En este punto, me parece que está bueno pensar en el tema de los armados de horarios para los equipos de laburo y cómo podemos hacerlos para que sean lo menos disruptivos posibles para los ritmos de sueño y vigilia de las personas con las que trabajamos. Por ejemplo, que tengamos en cuenta que hacer cierre un día y apertura al día siguiente no es buena idea, porque de verdad sentís como que vivís en un bar. Claro que lo podés hacer un tiempo, pero a la larga termina siendo muy desgastante.

En caso de emergencia, siga estas instrucciones. Lo bueno de lo espiritual es que no hace falta creer para que funcione (al menos a veces).

DM: Para complementar lo que dice Pipi, les dejo una experiencia con mi propio descanso (y una breve historia del sueño). Quizás luego de leerla entiendan mejor algunos hábitos que tienen, o se den cuenta de lo nocivas de ciertas prácticas a la hora de dormir. Les recomiendo leer sobre técnicas e higiene del sueño.www.conexionbrando.com/1992780-laura-no-duerme

Refes: Late nights and the bartender dilemma 

Why reliable scheduling matters for bartenders

Coping with post-shift insomnia

OCIO

PY: Pregunta cruel: ¿Qué hacés aparte de trabajar? Cuando te metés a laburar en un bar a veces parece que las noches se conectan entre sí como bandas de moebius y que sólo trabajás. De hecho, muchas veces sólo trabajamos.
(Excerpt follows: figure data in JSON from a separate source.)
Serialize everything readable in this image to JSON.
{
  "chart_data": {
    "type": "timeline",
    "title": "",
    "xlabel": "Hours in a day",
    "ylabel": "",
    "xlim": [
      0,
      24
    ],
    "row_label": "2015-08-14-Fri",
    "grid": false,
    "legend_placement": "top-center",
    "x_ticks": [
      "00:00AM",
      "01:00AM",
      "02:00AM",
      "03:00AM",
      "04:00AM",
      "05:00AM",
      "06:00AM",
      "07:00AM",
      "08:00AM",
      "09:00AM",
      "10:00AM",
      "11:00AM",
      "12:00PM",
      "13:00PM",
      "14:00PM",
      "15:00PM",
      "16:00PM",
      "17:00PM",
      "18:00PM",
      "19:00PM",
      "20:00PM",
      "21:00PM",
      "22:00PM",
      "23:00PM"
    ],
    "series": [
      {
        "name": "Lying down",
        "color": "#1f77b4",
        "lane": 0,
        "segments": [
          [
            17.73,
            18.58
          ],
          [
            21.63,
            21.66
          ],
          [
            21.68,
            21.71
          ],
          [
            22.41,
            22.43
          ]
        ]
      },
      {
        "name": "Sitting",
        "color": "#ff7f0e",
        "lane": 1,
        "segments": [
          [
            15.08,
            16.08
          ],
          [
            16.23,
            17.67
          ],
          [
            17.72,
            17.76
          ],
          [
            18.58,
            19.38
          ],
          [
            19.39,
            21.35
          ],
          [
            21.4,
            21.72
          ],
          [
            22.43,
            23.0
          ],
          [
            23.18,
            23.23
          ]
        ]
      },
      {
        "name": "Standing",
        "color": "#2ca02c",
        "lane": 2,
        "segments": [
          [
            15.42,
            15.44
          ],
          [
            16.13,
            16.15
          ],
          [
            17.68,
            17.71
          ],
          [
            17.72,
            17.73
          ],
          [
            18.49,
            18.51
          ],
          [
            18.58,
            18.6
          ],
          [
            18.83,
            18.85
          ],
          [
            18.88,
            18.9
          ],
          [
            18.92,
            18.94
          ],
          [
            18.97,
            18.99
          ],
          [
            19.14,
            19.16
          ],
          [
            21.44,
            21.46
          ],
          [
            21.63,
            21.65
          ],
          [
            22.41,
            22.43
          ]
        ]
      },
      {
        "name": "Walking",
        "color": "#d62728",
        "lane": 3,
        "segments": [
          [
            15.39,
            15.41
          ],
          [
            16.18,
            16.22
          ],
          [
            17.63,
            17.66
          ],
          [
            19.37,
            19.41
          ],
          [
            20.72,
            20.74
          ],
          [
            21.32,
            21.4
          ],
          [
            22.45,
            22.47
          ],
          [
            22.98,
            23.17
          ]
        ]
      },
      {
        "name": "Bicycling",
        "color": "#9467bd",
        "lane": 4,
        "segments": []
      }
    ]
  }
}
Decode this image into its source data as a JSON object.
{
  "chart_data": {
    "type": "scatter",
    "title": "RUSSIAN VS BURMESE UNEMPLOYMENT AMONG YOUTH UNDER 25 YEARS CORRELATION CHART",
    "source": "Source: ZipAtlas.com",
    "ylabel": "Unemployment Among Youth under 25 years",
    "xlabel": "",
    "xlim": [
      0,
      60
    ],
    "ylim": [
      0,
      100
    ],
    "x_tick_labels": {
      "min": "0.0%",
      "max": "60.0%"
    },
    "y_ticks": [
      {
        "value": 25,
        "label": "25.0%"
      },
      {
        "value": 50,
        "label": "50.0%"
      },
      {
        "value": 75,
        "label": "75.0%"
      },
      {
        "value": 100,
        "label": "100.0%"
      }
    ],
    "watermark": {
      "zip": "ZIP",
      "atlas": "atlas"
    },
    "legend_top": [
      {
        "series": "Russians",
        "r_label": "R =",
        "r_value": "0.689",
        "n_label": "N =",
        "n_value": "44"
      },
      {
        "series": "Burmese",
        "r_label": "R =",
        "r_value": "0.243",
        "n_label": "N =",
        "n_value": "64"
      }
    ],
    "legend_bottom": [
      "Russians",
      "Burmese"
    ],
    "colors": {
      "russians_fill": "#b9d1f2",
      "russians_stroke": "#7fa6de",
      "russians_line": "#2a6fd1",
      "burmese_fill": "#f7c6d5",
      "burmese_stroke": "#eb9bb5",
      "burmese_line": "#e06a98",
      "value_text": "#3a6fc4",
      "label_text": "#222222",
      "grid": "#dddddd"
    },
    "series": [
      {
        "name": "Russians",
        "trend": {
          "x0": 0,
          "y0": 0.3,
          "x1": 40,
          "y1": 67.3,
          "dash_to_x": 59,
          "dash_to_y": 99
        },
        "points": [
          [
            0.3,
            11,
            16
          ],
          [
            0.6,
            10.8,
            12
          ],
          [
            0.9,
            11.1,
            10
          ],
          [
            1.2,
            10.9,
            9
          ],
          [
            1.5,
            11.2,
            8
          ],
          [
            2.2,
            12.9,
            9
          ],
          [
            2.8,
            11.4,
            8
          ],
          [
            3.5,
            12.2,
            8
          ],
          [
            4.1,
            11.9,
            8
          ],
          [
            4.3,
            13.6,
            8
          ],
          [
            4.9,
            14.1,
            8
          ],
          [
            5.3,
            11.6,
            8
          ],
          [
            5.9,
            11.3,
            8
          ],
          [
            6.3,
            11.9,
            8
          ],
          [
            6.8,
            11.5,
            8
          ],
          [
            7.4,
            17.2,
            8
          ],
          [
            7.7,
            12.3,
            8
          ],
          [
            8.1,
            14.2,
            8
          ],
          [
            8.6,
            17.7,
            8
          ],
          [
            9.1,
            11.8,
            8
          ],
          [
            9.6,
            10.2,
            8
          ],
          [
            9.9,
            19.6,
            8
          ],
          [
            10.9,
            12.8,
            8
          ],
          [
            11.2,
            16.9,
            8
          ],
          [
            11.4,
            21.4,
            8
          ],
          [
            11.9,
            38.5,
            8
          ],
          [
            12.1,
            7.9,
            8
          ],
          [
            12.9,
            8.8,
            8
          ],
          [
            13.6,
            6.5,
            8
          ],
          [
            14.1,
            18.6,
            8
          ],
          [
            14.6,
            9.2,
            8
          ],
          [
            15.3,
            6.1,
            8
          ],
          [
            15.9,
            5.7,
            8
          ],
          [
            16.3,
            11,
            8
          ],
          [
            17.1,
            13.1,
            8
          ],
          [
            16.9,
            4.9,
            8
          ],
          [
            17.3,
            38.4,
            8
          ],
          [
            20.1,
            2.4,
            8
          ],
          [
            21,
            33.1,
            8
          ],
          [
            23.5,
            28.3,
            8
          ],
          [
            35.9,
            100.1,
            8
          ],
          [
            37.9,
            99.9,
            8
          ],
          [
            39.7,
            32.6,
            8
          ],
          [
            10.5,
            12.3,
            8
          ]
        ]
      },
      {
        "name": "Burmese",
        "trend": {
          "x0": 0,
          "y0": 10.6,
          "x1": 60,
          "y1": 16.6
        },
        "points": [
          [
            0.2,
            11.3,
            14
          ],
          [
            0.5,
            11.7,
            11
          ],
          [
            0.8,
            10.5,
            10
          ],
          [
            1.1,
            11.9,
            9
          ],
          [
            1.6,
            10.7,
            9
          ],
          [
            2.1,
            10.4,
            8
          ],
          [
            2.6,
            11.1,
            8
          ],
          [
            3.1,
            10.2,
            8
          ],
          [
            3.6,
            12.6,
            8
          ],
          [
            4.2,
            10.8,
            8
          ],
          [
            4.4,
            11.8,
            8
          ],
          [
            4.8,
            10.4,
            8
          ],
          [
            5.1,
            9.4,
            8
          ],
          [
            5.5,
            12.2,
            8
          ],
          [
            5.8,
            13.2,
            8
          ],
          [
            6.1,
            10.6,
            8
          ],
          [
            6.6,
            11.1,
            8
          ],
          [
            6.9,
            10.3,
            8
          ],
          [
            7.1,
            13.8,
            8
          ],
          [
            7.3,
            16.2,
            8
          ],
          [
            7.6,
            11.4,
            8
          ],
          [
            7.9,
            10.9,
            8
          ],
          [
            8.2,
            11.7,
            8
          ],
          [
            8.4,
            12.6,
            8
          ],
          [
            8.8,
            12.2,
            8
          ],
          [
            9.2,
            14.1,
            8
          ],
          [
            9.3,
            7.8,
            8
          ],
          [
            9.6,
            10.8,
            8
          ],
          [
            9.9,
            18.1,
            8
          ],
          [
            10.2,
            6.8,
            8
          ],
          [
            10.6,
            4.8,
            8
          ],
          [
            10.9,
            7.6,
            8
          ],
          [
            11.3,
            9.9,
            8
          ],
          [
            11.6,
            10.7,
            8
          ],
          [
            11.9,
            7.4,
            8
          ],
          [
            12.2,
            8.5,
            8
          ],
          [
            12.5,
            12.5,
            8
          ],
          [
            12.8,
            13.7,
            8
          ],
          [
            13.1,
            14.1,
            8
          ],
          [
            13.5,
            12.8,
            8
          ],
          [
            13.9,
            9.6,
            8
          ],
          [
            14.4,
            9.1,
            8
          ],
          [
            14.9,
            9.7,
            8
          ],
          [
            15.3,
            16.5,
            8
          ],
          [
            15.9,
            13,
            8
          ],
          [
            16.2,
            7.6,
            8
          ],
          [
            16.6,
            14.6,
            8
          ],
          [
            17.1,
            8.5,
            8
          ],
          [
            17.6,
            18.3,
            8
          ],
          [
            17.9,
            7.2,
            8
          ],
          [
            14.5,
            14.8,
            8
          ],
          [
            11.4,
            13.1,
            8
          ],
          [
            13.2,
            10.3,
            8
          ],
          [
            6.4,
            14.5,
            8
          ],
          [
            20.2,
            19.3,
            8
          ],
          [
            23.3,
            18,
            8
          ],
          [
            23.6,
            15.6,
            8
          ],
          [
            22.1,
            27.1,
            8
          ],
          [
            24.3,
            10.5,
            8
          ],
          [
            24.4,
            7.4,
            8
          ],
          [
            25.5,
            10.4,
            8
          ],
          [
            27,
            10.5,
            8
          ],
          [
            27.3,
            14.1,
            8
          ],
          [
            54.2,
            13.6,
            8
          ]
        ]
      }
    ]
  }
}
Me parece importante que defendamos nuestro tiempo de ocio y que busquemos ocasiones para distendernos. Puede ser juntarte a comer al mediodía con amigos, puede ser ir al cine, ir a una muestra, o lo que sea que te mantenga activo y te genere disfrute. Cuando empezás a relegar sistemáticamente estos espacios, sumado a todo lo que mencioné anteriormente te vas acercando al burn-out.

Yendo más lejos, y si bien no soy muy de la analogía del bartender con el artista, definitivamente entiendo que parte de nuestra labor es creativa y necesitamos alimentarla. En algún punto esto se puede tratar de encontrar cosas del mundo que te generen ideas o inspiración.

Buena parte de los gastronómicos trabaja con un franco o un franco y medio a la semana. A mí, no me parece suficiente, la verdad. Pero más allá de si dormir todo un día nos alcanza para descansar o no, el punto es que de verdad hemos de pasar esos días libres como libres. Es clave no trabajarlos, esto es, no contestar mails, llamadas, etc. Esta soy yo dándome consejos a mí misma, o mostrándome que algo he aprendido. Hay como una especie de relación entre la industria de la hospitalidad y el estar siempre disponible que tenemos que aprender a manejar.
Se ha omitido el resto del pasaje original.